“There are three elements in my work; painting, printmaking,
photography, and what emerges is the relationship.”

Because my characters exert their own power and individuality with such force, each piece is charged with emotion. That emotion becomes apparent the moment you seek it out. You realize my characters have gone through a volume of experiences. The emotionality, enthusiasm, and Southern experience apparent in the expression of my characters; sometimes bleak and passive eyes; others, direct and questioning stares are a reflection of myself and my relationship to that person. My work is a question of identifying with my characters – you must respond to their realness – to what they bring to you and what you can bring to them. That’s when the communication takes place. The viewer holds the final step in completing the piece – to respond to us both.

“… my characters have gone through a volume of experiences.”

“H.C. Porter depicts people in ordinary settings; a woman shelling peas, a man sitting on his front porch, kids playing basketball.” The artist’s statement reads, “… my characters have gone through a volume of experiences.” The same is true of Porter herself. Her work has attracted noteworthy attention for its quality and sometimes controversial content.

Her mixed-media paintings begin as black and white portraits of her Millsaps Avenue neighbors, where she has been working since 1987. Using a printing technique called serigraphy, Porter screens her photographs onto paper and begins painting. It is an unusual process but it’s one that reflects a way of life. Beneath the vibrant colors are the black and white images that begin each piece.

” The work I do won’t change the lives represented in my paintings but it does change the viewers who live with my work.
That’s what’s important to me.”

Her unique style began in December of 1992. “The neighborhood kids have always been an ever present presence around my studio”. Early impromptu coloring sessions triggered the idea for “Avenue for Art”, a grant-funded neighborhood art project teaching the importance of art, how to appreciate it and the opportunity to express their creativity through art. For five summers Porter worked with the kids, ages 8-12, taking photographs of many of them which she would later find creeping into her work.

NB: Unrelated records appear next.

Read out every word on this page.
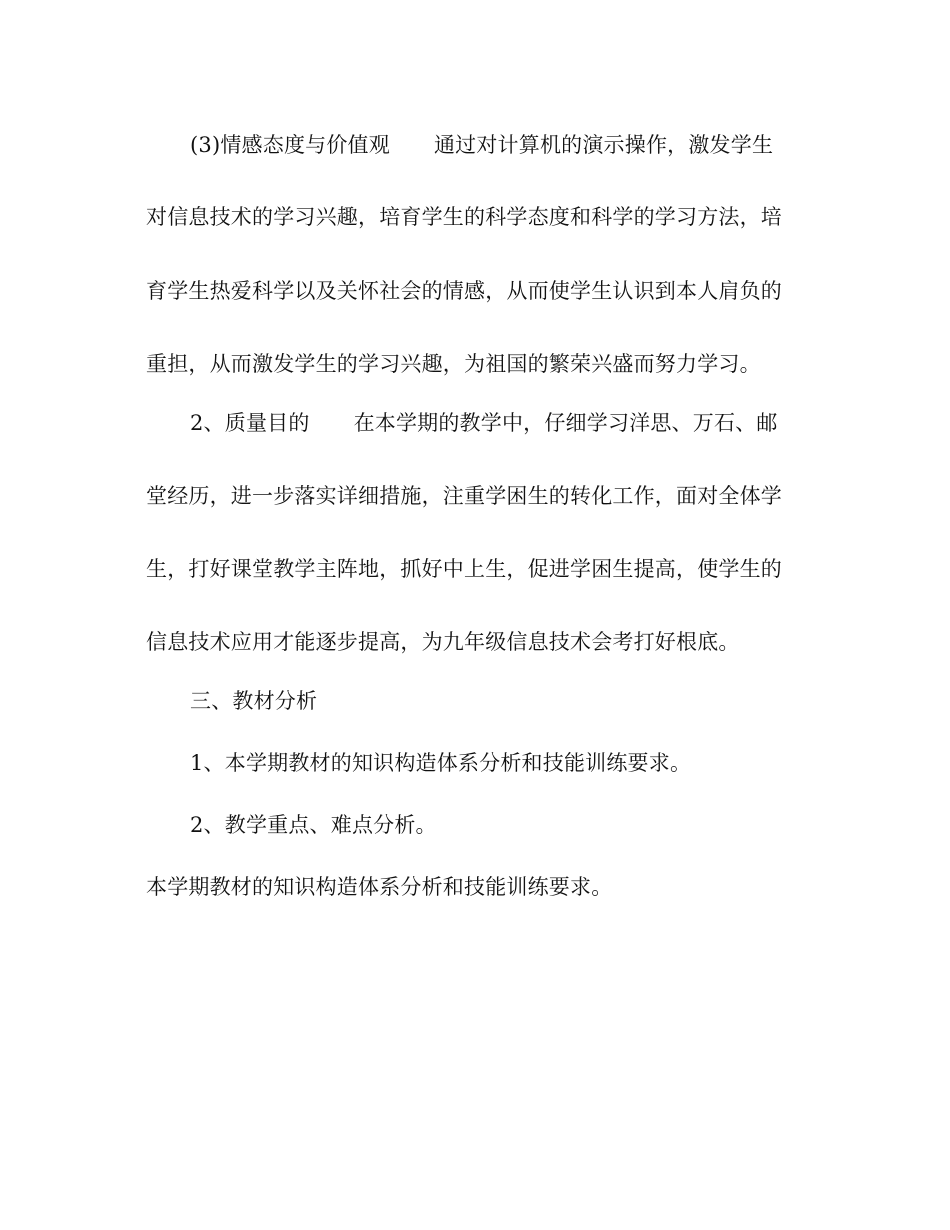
(3)情感态度与价值观 通过对计算机的演示操作，激发学生
对信息技术的学习兴趣，培育学生的科学态度和科学的学习方法，培
育学生热爱科学以及关怀社会的情感，从而使学生认识到本人肩负的
重担，从而激发学生的学习兴趣，为祖国的繁荣兴盛而努力学习。
2、质量目的 在本学期的教学中，仔细学习洋思、万石、邮
堂经历，进一步落实详细措施，注重学困生的转化工作，面对全体学
生，打好课堂教学主阵地，抓好中上生，促进学困生提高，使学生的
信息技术应用才能逐步提高，为九年级信息技术会考打好根底。
三、教材分析
1、本学期教材的知识构造体系分析和技能训练要求。
2、教学重点、难点分析。
本学期教材的知识构造体系分析和技能训练要求。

You wouldn’t believe how many people expect me to be a black male. When they see my work and the name H.C. Porter from Jackson, Mississippi, they just expect me to be someone else,” says Porter. As Mississippi’s Pulitzer prize winning author, Eudora Welty, has written of her own photographs taken in Mississippi in the 1930’s, “…the photographs of black persons by a white person may not testify soon again to such intimacy.” However, it is evident from Porter’s work that she is “…moving through the scene openly and yet invisible” because she is “part of it, taken for granted” as Ms. Welty was in her years.